Ao vivo Clique aqui para pesquisarInscreva-seNotícias | Especialistas da PrisonUN dizem que o sistema de justiça da Bielorrússia costumava atacar oponentes de LukashenkoOs especialistas dizem que tribunais, polícia, serviços de segurança, promotores e autoridades prisionais trabalham juntos para silenciar críticos reais ou percebidos do governo.
- list 1 of 4‘A concession to Zelenskyy's ultimatum’: Ukraine's triumph over Belarus.
- list 3 of 4Putin and Lukashenko monitor joint Russia-Belarus nuclear exercises.
- Al Jazeera Centre for Public Liberties & Human Rights.
lista 2 de 4 Defesa mútua: As alianças que antecederam o pacto Turquia-Pakistão-Arábia Saudita.
Reino Unido, Canadá impõem sanções ao Lukashenko da Bielorrússia.
Especialistas da ONU dizem que o sistema de justiça da Bielorrússia costumava visar os opositores de Lukashenko | Notícias de Prisões | Al Jazeera Pular links Pular para o conteúdo Reproduzir ao vivo Inscrever-se Mostrar menu de navegação Menu de navegação.
Em um relatório a ser apresentado ao Conselho de Direitos Humanos da ONU nesta semana, os especialistas independentes disseram que tribunais, polícia, serviços de segurança, promotores e autoridades penais trabalharam juntos para silenciar opositores reais ou percebidos do presidente Alexander Lukashenko, que está no poder desde 1994.
Os especialistas disseram que encontraram violações "sistemáticas" das obrigações internacionais de direitos humanos, desde a prisão até a detenção, condenação e supervisão pós-libertação.
Eles citaram prisões arbitrárias, tortura, negação de salvaguardas legais, julgamentos fechados e o assédio contínuo de ex-detentos.
Acrescentou que o judiciário desempenhou um papel fundamental ao legitimar abusos e negar às vítimas recursos eficazes.
De acordo com o relatório, a Bielorrússia rejeitou anteriormente as críticas da ONU ao seu histórico de direitos humanos e não cooperou com os especialistas, que disseram que os pedidos para visitar o país e se envolver com as autoridades ficaram sem resposta.
Os especialistas afirmaram que a Bielorrússia violou vários tratados internacionais.
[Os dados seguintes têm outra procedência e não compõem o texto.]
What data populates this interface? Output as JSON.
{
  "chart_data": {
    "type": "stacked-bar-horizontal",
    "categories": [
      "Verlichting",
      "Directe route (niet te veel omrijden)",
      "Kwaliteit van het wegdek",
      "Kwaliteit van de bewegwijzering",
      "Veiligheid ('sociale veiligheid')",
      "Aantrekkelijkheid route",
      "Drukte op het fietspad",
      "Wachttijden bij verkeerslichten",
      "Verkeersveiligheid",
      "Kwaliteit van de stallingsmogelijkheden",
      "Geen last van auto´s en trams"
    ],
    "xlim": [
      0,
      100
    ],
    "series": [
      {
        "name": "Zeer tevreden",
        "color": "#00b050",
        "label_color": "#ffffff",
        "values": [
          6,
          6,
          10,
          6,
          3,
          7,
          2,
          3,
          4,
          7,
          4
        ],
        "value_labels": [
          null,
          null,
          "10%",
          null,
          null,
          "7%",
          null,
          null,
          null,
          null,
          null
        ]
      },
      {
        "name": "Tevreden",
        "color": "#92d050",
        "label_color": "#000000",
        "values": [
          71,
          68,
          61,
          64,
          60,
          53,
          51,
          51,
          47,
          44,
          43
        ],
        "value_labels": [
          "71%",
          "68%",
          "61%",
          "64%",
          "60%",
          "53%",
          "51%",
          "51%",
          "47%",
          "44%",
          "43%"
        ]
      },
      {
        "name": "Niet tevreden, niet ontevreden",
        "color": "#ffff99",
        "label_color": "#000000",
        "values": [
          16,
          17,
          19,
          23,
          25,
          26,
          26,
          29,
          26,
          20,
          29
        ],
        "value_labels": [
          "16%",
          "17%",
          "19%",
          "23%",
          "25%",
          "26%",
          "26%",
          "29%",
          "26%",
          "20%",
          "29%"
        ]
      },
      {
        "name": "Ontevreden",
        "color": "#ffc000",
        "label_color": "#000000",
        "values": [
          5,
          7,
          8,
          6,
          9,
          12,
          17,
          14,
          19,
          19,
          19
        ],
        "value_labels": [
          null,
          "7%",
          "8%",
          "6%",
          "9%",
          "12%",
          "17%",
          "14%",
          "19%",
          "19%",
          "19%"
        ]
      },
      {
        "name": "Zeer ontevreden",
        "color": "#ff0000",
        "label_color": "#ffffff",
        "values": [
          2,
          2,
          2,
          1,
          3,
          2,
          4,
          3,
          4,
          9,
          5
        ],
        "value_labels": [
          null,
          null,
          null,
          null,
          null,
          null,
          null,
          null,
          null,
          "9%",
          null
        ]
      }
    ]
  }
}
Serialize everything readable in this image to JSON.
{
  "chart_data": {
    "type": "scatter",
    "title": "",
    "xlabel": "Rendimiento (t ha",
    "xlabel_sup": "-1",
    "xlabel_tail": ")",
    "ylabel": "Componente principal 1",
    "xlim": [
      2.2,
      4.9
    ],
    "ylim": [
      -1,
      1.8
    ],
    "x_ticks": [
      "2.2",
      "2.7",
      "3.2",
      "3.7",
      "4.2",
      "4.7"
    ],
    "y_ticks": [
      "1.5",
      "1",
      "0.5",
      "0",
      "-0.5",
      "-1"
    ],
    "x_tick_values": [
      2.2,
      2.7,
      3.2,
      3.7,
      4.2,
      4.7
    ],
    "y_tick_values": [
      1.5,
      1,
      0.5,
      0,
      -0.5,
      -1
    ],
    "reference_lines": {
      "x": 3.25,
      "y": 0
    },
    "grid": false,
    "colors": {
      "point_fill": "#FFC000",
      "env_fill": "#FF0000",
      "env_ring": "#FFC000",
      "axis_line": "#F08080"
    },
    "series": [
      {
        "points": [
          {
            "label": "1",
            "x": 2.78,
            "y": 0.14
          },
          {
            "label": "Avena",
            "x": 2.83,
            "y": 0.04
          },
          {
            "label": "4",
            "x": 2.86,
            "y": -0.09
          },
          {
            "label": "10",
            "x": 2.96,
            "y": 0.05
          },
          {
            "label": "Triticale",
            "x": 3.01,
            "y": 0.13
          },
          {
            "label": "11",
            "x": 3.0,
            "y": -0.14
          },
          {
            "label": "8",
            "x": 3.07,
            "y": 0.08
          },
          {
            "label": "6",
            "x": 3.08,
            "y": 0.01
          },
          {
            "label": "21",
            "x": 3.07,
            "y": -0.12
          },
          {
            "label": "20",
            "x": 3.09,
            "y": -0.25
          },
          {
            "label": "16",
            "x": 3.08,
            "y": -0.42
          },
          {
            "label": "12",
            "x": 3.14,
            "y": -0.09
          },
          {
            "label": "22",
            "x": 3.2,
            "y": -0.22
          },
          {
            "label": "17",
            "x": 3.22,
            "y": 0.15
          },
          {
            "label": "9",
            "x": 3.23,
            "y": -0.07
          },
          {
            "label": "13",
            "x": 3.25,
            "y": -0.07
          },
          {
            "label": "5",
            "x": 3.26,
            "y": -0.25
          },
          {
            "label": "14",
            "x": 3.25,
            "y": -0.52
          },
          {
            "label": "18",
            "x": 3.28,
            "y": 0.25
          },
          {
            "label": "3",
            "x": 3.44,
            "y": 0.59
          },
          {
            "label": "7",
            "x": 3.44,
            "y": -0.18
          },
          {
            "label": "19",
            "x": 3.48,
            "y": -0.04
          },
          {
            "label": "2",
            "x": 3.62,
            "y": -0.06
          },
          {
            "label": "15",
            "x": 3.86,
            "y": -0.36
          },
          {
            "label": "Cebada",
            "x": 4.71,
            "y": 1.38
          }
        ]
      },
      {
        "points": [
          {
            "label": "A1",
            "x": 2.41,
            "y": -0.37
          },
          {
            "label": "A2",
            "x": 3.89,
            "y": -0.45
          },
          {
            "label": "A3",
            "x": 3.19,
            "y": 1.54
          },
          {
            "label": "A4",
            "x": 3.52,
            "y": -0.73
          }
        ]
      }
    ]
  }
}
Eles reiteraram descobertas anteriores de que alguns abusos cometidos desde maio de 2020 poderiam configurar crimes contra a humanidade, incluindo perseguição e prisão.
As descobertas vêm três anos depois que protestos em massa eclodiram após as eleições presidenciais de agosto de 2020, que viram Lukashenko vencer mais uma vez.
A oposição e os governos ocidentais condenaram seu sucesso eleitoral, chamando a votação de fraudada.
Na repressão aos manifestantes, milhares de pessoas foram presas e grupos de direitos humanos continuam a documentar prisioneiros políticos no país.
Enquanto Lukashenko nega detenção de presos políticos, descrevendo-os como “bandidos”, o ex-prisioneiro político e laureado com o Prêmio Nobel da Paz, Ales Bialiatski, disse à agência de notícias Reuters no mês passado que, apesar das recentes libertações de presos asseguradas por meio do engajamento dos Estados Unidos com Minsk, “a maquinaria de repressão continua em funcionamento.”.
Na terça-feira, o enviado dos EUA, John Coale, chegou a Minsk para suas primeiras conversas em seis meses com Lukashenko para negociar a libertação de prisioneiros políticos.
De acordo com o grupo de direitos humanos bielorrusso Viasna, mais de 900 presos políticos ainda estão detidos na Bielorrússia.
Comentários
Participe da conversa. Comentários passam por moderação antes de aparecer.